Alt-country chanteuse Neko Case has become more well known in alternative circles for her excellent vocal work with fellow Canadians the New Pornographers, but if you’re only familiar with her from that, you are sorely missing one of the great female talents in indie rock today. 2006’s Fox Confessor Brings The Flood was rightly hailed as one of the best albums of that year and her best to date, even hitting #54 on Billboard’s Top 200. And with this month’s Middle Cyclone, Case continues her ascent, creating a concise album of lightly country-flavored pop revolving around her distinctive alto and smart lyrics.
“This Tornado Loves You” is a soothing intro, opening with a chugging riff overlaid with tinkling, bright guitar licks and Case proclaiming “my love, I am the speed of sound” with that fairly flawless voice. The gradual buildup to the titular climactic chorus is propulsive and natural, leading Case to a question that seems to set up a challenge for the rest of the record: “what will make you believe me?”
Even more so than Fox Confessor, Middle Cyclone is permeated by nature in all its aspects, be it the careful warning of acoustic strummer “Never Turn Your Back On Mother Earth” and its aching strings, to the literal chorus of frogs barely heard in the background of “Polar Nettles.” Part of this undoubtedly has to do with one of Case’s recording locations of choice: a dirt-floor barn in rural Vermont, where most of the piano was recorded. This, unfortunately, leads to the greatest misstep on the record, a completely ambient track of wildlife sounds in the pond outside of said farm, a track that falls just short of the 32-minute mark (!). Luckily, the pointless “song” closes out the album for optimal skipping ease, but it still mars an otherwise enjoyable record.

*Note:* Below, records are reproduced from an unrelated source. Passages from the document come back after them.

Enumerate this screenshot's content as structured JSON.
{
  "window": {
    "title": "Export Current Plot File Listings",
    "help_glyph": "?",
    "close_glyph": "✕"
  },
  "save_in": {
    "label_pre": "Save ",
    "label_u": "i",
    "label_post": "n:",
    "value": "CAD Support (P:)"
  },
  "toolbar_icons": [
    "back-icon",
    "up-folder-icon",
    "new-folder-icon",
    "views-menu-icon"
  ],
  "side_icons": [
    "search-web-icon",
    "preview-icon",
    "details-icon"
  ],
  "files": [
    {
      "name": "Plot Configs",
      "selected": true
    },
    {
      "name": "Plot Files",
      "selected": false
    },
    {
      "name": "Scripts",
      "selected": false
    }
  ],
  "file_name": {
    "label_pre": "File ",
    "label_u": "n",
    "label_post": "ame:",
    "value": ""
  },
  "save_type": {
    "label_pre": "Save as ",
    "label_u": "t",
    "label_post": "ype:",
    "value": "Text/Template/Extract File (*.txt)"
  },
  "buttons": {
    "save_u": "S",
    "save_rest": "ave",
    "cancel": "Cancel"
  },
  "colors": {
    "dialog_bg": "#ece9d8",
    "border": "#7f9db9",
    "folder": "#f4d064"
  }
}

The success of Fox Confessor might have led Case to branch out even more here, trading in some of her oft-depressive Americana flavor for more lighthearted chamber-pop goodness. Just check out confident first single “People Got A Lotta Nerve,” which flows along on a jangly electric melody before erupting into Case’s obscenely catchy “I’m a man-man-man, man-man-man-eater” chorus. But her country-pop roots continue to remain her strongest point and an influence she does well to embrace, such as on the gentle finger-picking of ballad “Vengeance Is Sleeping” and the smoky folk of “Magpie To The Morning.”

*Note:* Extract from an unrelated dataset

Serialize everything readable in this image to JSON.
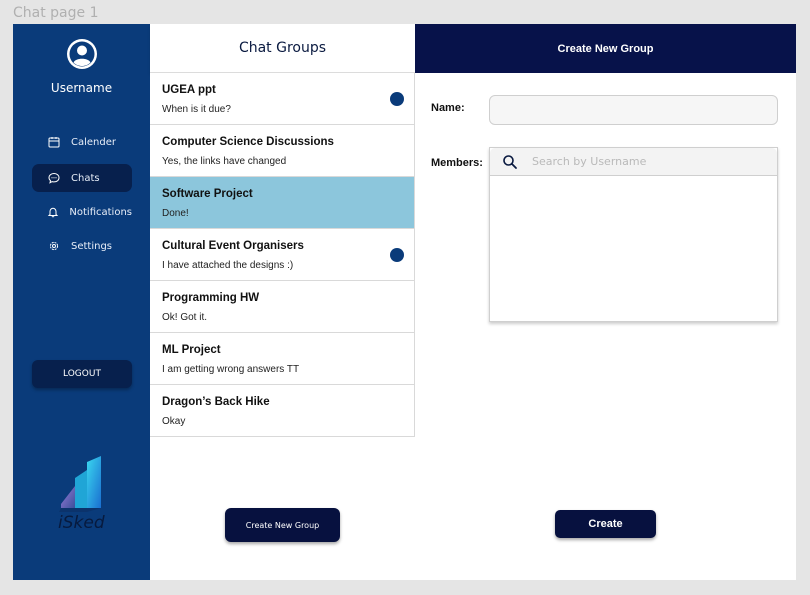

With guests from M. Ward to Calexico, the album is a finely produced and colorful work, but it’s Case who steals the spotlight once again. Her voice is at the top of its game here; with only Ward’s guitar to accompany her on the title track, she effortlessly paints a picture of repressed love in imagery like “I lie across the path waiting / just for a chance to be a spiderweb / trapped in your lashes,” and in her cover of Harry Nilsson’s “Don’t Forget Me” she is a comforting presence, her voice rising above swelling piano to assure that “you know I’ll think about you / let me know you’ll think about me too.”

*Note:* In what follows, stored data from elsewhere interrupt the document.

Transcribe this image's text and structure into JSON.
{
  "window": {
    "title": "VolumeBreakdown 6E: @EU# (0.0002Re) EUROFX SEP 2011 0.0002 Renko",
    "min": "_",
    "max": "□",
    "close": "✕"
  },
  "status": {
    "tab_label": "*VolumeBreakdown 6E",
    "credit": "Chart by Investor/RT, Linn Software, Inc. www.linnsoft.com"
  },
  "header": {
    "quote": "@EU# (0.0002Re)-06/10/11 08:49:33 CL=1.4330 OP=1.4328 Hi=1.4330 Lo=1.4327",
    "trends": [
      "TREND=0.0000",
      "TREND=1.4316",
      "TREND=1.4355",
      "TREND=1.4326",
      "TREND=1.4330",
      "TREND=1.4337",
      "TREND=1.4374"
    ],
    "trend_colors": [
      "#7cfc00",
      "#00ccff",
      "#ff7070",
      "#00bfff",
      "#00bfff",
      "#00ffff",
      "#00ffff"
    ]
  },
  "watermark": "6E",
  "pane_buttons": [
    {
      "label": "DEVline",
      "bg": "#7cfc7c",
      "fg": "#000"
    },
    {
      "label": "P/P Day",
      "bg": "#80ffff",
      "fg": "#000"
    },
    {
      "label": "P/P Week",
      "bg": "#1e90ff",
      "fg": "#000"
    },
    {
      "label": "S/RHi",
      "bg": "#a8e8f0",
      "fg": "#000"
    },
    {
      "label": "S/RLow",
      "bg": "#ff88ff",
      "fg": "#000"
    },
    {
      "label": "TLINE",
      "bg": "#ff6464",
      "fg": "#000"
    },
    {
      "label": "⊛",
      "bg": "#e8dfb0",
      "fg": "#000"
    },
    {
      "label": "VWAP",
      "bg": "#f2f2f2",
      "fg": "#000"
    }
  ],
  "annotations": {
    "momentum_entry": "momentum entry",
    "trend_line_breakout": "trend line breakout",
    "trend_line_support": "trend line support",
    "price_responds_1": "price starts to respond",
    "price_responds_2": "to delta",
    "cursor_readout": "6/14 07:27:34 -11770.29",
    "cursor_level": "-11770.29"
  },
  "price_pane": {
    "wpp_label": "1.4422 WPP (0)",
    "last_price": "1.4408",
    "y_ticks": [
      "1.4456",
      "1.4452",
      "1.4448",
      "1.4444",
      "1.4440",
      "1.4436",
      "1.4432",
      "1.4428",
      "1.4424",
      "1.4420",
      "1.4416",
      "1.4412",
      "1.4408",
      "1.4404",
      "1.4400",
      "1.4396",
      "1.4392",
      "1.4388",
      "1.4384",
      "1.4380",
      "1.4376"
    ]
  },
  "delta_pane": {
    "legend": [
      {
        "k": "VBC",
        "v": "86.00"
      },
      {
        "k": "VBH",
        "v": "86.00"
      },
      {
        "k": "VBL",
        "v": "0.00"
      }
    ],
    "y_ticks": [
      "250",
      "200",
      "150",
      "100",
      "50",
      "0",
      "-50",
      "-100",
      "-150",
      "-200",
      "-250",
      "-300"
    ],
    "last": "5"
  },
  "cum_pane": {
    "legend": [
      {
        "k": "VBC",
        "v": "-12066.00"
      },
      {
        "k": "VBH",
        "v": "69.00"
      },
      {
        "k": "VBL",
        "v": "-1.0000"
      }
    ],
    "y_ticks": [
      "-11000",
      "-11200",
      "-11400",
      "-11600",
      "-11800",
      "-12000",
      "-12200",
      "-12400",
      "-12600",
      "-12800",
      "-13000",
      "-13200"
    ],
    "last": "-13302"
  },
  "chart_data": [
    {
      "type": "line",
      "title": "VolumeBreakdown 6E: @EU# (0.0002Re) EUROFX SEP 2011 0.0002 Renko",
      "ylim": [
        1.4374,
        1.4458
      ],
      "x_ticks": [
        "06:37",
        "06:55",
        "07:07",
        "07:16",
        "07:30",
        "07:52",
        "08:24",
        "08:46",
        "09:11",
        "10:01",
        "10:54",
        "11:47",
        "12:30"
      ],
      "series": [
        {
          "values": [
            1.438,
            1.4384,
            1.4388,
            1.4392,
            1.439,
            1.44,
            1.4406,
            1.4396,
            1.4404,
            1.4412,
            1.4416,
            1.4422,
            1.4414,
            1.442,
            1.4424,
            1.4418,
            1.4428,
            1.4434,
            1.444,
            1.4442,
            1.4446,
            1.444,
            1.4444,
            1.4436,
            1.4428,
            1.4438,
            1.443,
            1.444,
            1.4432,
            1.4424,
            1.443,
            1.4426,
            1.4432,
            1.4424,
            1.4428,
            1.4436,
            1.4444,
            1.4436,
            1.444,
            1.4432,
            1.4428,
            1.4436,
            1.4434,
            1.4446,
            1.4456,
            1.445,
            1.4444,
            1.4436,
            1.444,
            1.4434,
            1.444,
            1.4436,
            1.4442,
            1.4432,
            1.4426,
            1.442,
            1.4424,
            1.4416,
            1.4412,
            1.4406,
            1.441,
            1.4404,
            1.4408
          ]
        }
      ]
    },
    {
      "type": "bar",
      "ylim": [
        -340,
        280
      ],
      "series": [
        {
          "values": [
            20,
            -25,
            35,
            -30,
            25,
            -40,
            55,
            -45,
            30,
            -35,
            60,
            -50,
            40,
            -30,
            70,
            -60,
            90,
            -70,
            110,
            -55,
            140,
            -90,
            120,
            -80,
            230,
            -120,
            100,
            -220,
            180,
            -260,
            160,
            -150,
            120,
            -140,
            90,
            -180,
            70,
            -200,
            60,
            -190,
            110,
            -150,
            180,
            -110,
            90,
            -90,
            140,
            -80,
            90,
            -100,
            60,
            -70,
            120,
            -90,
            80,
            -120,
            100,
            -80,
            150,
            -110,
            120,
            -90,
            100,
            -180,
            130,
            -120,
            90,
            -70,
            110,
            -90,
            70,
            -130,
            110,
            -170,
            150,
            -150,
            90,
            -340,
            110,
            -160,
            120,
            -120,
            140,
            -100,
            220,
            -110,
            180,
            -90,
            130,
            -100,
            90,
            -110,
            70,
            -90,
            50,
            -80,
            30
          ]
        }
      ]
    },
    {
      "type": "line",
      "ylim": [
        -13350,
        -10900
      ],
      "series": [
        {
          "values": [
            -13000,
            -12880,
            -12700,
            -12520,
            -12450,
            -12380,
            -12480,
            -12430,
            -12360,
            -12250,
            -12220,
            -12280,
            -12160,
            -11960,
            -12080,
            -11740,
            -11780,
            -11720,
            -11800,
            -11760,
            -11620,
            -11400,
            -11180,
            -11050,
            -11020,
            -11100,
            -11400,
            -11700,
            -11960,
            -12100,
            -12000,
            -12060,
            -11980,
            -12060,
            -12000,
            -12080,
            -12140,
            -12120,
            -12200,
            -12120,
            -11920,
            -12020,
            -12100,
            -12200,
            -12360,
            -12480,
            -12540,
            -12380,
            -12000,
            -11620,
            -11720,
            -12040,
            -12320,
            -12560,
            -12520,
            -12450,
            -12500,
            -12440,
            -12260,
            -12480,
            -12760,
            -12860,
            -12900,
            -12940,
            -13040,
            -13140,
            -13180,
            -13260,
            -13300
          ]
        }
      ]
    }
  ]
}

Aside from the ill-advised nature “field recording” of closer “Marais La Nuit,” Middle Cyclone is remarkably short, with most songs ranging between two and three minutes. It is Case’s most solid album to date, a record that is gone almost before one realizes what they’ve just listened to and which merits repeated spins to appreciate it fully. It’s a cinematic record that wanes and waxes to its singer’s tunes, going from dauntless love to quiet, sultry melancholia with the ease of a well-practiced performer. An album that could hold its own against any of the New Pornos’ best, it’s sure to continue to establish Case as an accomplished artist on her own terms.